Piston is a smart expertise and technology buy for Cisco. Its key platform, CloudOS, makes it easier for customers to provision, deploy and automate management of large-scale distributed private cloud solutions. Private clouds are becoming more complex and distributed as customers shift a greater portion of their workloads — and more mission-critical workloads — onto private cloud environments. As a result of this trend, technologies like CloudOS that make it easier for customers to centralize management of many server clusters are becoming strategic for customers to improve operational efficiency—improving Cisco’s value proposition in the growing OpenStack marketplace. Piston was co-founded by Joshua McKenty, a former NASA employee who helped launch OpenStack. Although McKenty has since left Piston to join Pivotal, Cisco is acquiring a team with deep expertise in optimizing OpenStack private cloud infrastructure needed to bolster and differentiate Cisco’s portfolio in a rapidly changing, increasingly competitive environment.
Cisco launches IoT System to stand out in the increasingly crowded yet strategic market
As a piece of its efforts to support business transformation for customers, Cisco has staked a claim in the enterprise Internet of Things (IoT) market. TBR believes that Cisco is focusing on improving collaboration between business and technology leaders. In this regard, we see Cisco building early differentiation by solving key pain points: helping business leaders understand the potential and limitations of the technology, and technology leaders understand not only business needs, but also where businesses want to go so they can suggest relevant business solutions.
Cisco’s IoT System, launched in June 2015, is the cornerstone of its IoT capabilities—spanning the six core functions required by most IoT solutions, including networking, fog/edge computing, security, data analytics, management and automation and application enablement.
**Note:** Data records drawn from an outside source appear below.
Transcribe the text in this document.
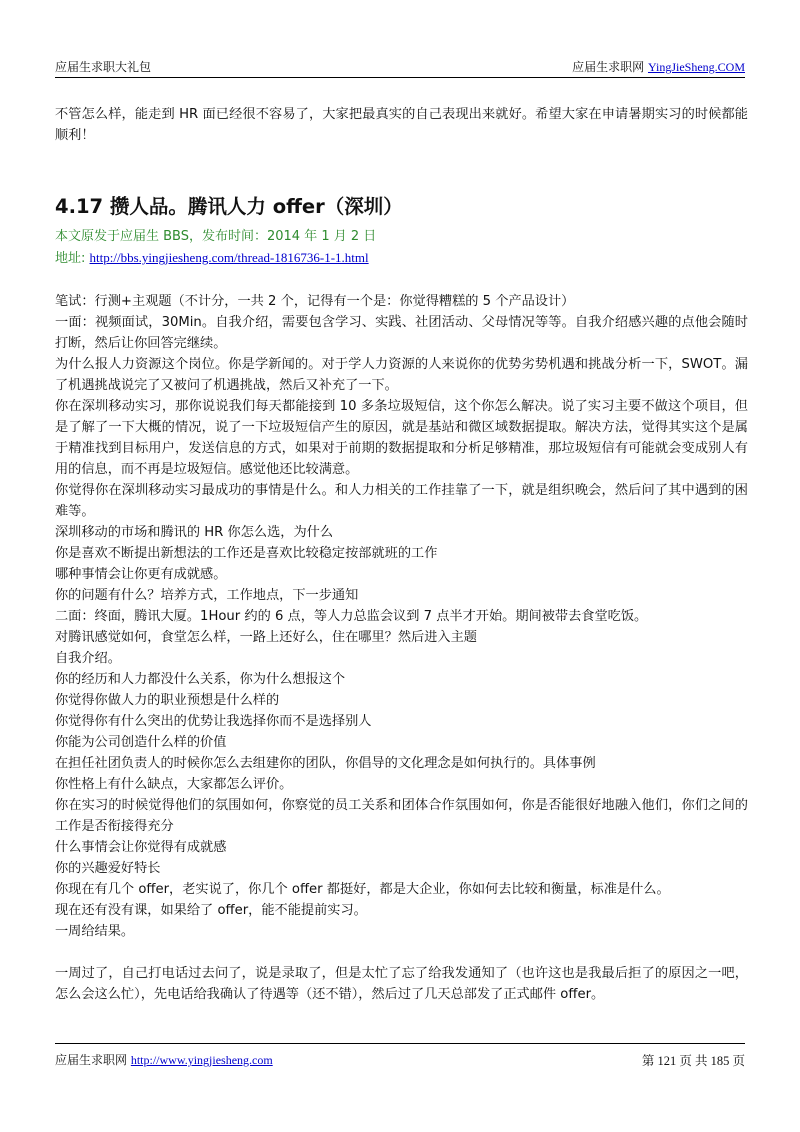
应届生求职大礼包	应届生求职网 YingJieSheng.COM

不管怎么样，能走到 HR 面已经很不容易了，大家把最真实的自己表现出来就好。希望大家在申请暑期实习的时候都能顺利！

4.17 攒人品。腾讯人力 offer（深圳）

本文原发于应届生 BBS，发布时间：2014 年 1 月 2 日

地址: http://bbs.yingjiesheng.com/thread-1816736-1-1.html

笔试：行测+主观题（不计分，一共 2 个，记得有一个是：你觉得糟糕的 5 个产品设计）

一面：视频面试，30Min。自我介绍，需要包含学习、实践、社团活动、父母情况等等。自我介绍感兴趣的点他会随时打断，然后让你回答完继续。

为什么报人力资源这个岗位。你是学新闻的。对于学人力资源的人来说你的优势劣势机遇和挑战分析一下，SWOT。漏了机遇挑战说完了又被问了机遇挑战，然后又补充了一下。

你在深圳移动实习，那你说说我们每天都能接到 10 多条垃圾短信，这个你怎么解决。说了实习主要不做这个项目，但是了解了一下大概的情况，说了一下垃圾短信产生的原因，就是基站和微区域数据提取。解决方法，觉得其实这个是属于精准找到目标用户，发送信息的方式，如果对于前期的数据提取和分析足够精准，那垃圾短信有可能就会变成别人有用的信息，而不再是垃圾短信。感觉他还比较满意。

你觉得你在深圳移动实习最成功的事情是什么。和人力相关的工作挂靠了一下，就是组织晚会，然后问了其中遇到的困难等。

深圳移动的市场和腾讯的 HR 你怎么选，为什么

你是喜欢不断提出新想法的工作还是喜欢比较稳定按部就班的工作

哪种事情会让你更有成就感。

你的问题有什么？培养方式，工作地点，下一步通知

二面：终面，腾讯大厦。1Hour 约的 6 点，等人力总监会议到 7 点半才开始。期间被带去食堂吃饭。

对腾讯感觉如何，食堂怎么样，一路上还好么，住在哪里？然后进入主题

自我介绍。

你的经历和人力都没什么关系，你为什么想报这个

你觉得你做人力的职业预想是什么样的

你觉得你有什么突出的优势让我选择你而不是选择别人

你能为公司创造什么样的价值

在担任社团负责人的时候你怎么去组建你的团队，你倡导的文化理念是如何执行的。具体事例

你性格上有什么缺点，大家都怎么评价。

你在实习的时候觉得他们的氛围如何，你察觉的员工关系和团体合作氛围如何，你是否能很好地融入他们，你们之间的工作是否衔接得充分

什么事情会让你觉得有成就感

你的兴趣爱好特长

你现在有几个 offer，老实说了，你几个 offer 都挺好，都是大企业，你如何去比较和衡量，标准是什么。

现在还有没有课，如果给了 offer，能不能提前实习。

一周给结果。

一周过了，自己打电话过去问了，说是录取了，但是太忙了忘了给我发通知了（也许这也是我最后拒了的原因之一吧，怎么会这么忙），先电话给我确认了待遇等（还不错），然后过了几天总部发了正式邮件 offer。

应届生求职网 http://www.yingjiesheng.com	第 121 页 共 185 页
The IoT System’s one-stop-shop approach, with complementary data center and consulting services capabilities, is one of its greatest assets because it addresses one of the greatest challenges customers face when exploring the business applications of IoT: where to start. As a result, Cisco is a logical short list IoT vendor in a growing, although soon-to-be-crowded, market.
As numerous other vendors, including IBM, begin offering similar IoT capabilities in the near term, Cisco can build from its early efforts to provide a one-stop-shop experience by injecting purpose-built technologies into its overall IoT strategy. Not only will this help to sustain Cisco’s differentiation in the IoT market, but it will also help to protect Cisco’s network industry incumbency during the shift to SDN and white-box switching.